= Mario Carlin =

Italian opera singer

Mario Carlin

Mario Carlin (13 June 1915 – 30 April 1984) was an Italian tenor.

He sang in the major theaters from the 1950s to the 1970s, featuring in various supporting roles and character tenor roles in major operas. He was among the first singers to appear on television in operas broadcast by RAI (Radiotelevisione Italiana) after World War II. After his career as a tenor, he dedicated himself to teaching singing.

==Biography==

Mario Carlin in I quatro rusteghi, teatro alla Scala, Milan (photo with 1955 dedication)

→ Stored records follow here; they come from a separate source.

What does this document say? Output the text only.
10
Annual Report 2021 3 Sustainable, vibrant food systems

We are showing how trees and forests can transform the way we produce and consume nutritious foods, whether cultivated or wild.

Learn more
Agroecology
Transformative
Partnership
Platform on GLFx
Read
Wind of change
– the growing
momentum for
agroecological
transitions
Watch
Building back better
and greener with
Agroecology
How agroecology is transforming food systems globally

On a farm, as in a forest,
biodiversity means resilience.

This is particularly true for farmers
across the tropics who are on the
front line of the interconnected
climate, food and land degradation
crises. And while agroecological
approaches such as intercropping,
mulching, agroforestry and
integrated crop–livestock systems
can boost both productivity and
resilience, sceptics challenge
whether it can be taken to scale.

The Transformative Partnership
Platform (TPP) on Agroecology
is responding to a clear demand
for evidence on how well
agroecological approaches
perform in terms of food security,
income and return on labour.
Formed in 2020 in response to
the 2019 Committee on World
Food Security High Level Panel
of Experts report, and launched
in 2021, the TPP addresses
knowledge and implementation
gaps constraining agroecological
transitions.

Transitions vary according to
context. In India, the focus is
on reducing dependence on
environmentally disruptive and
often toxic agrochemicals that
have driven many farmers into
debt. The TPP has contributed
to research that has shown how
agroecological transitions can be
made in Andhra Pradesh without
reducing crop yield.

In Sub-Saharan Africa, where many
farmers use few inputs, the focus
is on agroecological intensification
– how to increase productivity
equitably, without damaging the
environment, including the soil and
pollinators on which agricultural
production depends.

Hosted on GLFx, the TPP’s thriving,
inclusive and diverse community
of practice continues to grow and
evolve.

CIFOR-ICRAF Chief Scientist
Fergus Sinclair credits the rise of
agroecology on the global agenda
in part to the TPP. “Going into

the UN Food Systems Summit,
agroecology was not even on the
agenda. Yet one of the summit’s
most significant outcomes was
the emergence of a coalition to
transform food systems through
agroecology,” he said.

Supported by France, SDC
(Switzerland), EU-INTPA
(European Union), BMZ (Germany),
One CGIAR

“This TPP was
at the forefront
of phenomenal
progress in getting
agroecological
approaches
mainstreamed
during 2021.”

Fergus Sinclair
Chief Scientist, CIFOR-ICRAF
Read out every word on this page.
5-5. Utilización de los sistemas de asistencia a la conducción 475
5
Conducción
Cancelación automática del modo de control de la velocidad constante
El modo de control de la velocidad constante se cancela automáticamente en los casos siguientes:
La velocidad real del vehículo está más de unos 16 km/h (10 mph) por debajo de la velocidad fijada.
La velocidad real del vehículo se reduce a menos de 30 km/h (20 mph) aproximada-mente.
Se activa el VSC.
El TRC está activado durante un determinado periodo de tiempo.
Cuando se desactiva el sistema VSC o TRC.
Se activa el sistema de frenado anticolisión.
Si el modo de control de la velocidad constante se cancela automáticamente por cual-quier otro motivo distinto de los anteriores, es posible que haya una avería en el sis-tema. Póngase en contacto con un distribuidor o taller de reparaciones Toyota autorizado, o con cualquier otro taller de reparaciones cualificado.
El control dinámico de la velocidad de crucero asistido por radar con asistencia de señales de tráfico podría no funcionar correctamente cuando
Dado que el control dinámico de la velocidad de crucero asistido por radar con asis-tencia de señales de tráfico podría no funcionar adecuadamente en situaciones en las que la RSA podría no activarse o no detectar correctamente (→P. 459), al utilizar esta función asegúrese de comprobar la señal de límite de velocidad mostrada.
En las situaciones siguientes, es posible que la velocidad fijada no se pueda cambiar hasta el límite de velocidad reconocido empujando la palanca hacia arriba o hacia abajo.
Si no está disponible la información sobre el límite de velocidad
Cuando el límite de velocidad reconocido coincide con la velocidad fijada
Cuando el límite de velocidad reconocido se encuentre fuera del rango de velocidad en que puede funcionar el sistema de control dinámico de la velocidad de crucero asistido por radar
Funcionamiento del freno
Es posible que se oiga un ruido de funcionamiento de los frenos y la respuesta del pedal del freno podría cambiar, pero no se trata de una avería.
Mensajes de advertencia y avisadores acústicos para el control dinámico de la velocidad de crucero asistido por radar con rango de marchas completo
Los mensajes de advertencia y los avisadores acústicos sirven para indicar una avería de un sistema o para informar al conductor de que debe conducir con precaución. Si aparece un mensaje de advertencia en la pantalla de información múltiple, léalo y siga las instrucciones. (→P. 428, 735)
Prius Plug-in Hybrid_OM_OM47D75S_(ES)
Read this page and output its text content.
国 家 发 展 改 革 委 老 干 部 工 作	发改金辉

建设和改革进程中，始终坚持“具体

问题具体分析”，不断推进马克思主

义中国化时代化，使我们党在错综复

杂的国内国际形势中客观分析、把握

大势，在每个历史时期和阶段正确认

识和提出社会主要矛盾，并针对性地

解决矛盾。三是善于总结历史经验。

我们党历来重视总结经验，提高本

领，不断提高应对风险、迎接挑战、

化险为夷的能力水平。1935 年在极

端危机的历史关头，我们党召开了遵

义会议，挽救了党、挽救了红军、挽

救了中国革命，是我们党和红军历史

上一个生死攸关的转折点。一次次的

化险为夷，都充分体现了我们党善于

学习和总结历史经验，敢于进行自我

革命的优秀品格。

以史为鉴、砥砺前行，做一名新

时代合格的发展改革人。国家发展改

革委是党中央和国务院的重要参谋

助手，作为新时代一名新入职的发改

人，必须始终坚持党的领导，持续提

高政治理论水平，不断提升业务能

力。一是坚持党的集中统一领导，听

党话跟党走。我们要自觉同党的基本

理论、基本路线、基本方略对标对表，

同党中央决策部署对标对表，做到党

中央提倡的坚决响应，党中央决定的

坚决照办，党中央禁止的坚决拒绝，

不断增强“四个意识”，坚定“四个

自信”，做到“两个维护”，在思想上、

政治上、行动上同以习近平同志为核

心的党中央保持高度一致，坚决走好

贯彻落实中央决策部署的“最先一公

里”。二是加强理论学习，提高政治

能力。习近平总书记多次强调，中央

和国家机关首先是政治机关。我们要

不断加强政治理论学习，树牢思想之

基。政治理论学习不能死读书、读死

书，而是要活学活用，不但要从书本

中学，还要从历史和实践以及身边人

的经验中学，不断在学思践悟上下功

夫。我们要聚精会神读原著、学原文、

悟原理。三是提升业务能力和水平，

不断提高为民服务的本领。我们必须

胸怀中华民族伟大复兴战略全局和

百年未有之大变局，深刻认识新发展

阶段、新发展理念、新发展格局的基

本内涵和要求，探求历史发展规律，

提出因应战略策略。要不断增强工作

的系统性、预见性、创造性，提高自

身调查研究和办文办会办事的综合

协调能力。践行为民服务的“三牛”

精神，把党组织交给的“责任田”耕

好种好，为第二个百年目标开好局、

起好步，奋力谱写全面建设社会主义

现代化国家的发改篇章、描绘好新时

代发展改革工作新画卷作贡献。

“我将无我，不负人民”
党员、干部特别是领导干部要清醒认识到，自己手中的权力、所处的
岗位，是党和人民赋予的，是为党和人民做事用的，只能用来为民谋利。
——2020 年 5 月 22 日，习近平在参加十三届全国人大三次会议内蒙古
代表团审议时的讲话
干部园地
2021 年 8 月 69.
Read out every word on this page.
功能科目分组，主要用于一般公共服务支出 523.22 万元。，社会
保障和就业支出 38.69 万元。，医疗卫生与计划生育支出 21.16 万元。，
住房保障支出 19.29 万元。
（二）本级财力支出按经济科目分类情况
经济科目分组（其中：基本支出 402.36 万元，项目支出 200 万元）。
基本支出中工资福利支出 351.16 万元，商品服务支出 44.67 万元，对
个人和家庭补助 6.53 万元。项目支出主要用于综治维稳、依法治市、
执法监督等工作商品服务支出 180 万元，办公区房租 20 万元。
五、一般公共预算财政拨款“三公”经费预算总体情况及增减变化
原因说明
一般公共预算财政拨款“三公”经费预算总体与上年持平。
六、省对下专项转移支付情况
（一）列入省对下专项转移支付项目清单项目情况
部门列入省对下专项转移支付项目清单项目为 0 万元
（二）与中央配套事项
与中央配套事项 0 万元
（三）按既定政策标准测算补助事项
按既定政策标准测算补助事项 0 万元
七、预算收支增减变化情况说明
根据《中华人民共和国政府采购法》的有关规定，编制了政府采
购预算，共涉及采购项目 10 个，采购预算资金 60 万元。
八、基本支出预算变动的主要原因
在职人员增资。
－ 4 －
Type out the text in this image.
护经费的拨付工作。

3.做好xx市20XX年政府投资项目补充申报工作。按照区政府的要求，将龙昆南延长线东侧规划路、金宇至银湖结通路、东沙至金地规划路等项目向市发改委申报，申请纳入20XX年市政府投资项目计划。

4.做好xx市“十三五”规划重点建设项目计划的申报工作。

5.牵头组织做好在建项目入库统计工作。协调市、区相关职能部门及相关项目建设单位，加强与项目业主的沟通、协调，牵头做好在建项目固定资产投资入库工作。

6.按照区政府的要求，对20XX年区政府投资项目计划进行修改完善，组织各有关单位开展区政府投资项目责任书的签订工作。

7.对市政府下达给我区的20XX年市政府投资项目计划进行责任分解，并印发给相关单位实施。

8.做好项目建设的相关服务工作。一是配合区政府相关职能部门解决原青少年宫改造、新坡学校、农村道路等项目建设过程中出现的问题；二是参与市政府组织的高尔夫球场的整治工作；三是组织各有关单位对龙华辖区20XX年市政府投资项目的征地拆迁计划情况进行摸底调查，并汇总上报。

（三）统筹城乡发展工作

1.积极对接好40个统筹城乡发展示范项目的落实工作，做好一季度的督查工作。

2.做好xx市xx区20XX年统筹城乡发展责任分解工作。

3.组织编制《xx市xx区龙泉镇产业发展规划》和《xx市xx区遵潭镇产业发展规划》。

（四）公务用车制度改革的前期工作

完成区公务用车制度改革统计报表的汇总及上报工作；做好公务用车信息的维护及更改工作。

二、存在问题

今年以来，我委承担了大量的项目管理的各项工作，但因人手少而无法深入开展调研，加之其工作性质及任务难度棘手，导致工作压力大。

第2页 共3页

Carlin was born in Fasana, Istria, on 13 June 1915. He was originally a fisherman in his native town, where he was called el nostro gardellin ("our goldfinch"). During World War II he moved to Pola and then to Trieste due to military service. He continued to study singing in Trieste with some fellow tenors, with whom he would share a great part of his career. Thanks to his firm will and great sacrifices he rose from his humble origins to fame, becoming a complete lyrical artist. He sang with "grace and elegance of accent". Carlin was gifted with a sweet tenoral voice. Perhaps his greatest quality was his "interpretative subtlety". He was sought after for roles that required "finesse of interpretation together with sure technical competence and perfect intonation" by some of the greatest Italian conductors of his day, such as Vittorio Gui and Alfredo Simonetto. He is remembered for, among others, his interpretations of Federico in L'arlesiana, Arlecchino in Pagliacci, Ping in Turandot, Cassio in Otello, Dancaïre in Carmen, Filipeto in I quatro rusteghi.

He was an estimator of his fellow countryman Antonio Smareglia, whom he considered quite underrated.

In the latter part of his life, he retired from his tenor career to dedicate himself to teach young aspiring tenors.